Soccer players are not immune to traumatic brain injuries, according to the results of an autopsy of a young soccer player. A 29-year-old former soccer player was discovered to have chronic traumatic encephalopathy (CTE), proving that violent sports such as football and boxing are not the only sports to have athletes experiencing traumatic brain injuries.
Patrick Grange, a late member of the Chicago Fire, died in April 2012 of amyotrophic lateral sclerosis, also known as ALS or Lou Gehrig’s Disease, at the age of 29. Grange was widely recognized as the player who headed the ball frequently, and his parents Mike and Michelle recalled their son was, at 3, even eager to head the ball into the net. He also fell victim to concussions a few times, even receiving 17 stitches at one point due to a head-on collision playing a game in college.

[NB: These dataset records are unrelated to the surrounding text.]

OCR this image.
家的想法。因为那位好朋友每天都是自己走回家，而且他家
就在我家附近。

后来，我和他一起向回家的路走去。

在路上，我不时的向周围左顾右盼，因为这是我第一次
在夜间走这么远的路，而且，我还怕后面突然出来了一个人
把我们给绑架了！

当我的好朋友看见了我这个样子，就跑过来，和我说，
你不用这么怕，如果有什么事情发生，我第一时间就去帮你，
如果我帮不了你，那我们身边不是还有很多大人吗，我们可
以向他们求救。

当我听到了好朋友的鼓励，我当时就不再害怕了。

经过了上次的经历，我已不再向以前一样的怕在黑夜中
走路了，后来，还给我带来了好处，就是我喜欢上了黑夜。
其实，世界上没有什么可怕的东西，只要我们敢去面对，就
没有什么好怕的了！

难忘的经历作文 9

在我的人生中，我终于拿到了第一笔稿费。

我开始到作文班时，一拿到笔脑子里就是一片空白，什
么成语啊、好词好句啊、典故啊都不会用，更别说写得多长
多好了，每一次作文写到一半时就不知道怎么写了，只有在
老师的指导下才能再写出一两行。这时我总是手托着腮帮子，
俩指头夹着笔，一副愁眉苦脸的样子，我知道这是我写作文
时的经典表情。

Dr. Anne McKee of Boston University performed the exam on Grange, noting that the young man had extensive front lobal damage. While she did not say that it was Grange’s soccer playing that caused the damage, she did make it clear that Grange was an active header of the ball and that he did develop ALS. She cautioned against making any further connections between the two.
It seems as though traumatic brain injury has made its way onto the soccer pitch, as Grange is one of the first, if not the very first, soccer player to demonstrate such extensive trauma to his brain. Grange’s autopsy, coupled with the autopsy of baseball player Ryan Freel last year, has shown that cases of chronic traumatic encephalopathy have grown beyond the NFL, as previously thought. Thus far, there have been 50 NFL players autopsied, and all cases have demonstrated varying degrees of chronic traumatic encephalopathy.
Symptoms of CTE can include depression, impulse control disorders and eventually progressive dementia. The condition has also been found in several hockey players. The late rugby player Barry Taylor, who died at 77, played competitive rugby for 19 years and had been known as a hard charger on the field. His son, Steven, notes that evidence of brain trauma became quite significant in his father. At one point, his father was not even sure of his own name. When he was autopsied, it was found that Taylor’s brain was extremely shriveled, leading medical professionals to a stage 4 CTE diagnosis. Stage 4 is the most serious level of the disease.
Psychology professor Dr. Erin Bigler was unsurprised at the diagnosis of CTE in a soccer player. He says that younger players should avoid heading the ball on a regular basis, as the brain does not reach full development until the age of 25 and serious injury could result. Recent studies by the journals Radiology and Brain Injury have suggested a link between constant heading of the ball and impaired cognitive function.
It could prove difficult to convince soccer players to quit heading the ball, as the maneuver is considered by many to be an essential component of the sport. However, as evidence of brain trauma has made its way to the soccer pitch, many soccer coaches may be reconsidering how to coach their players against literally using their heads.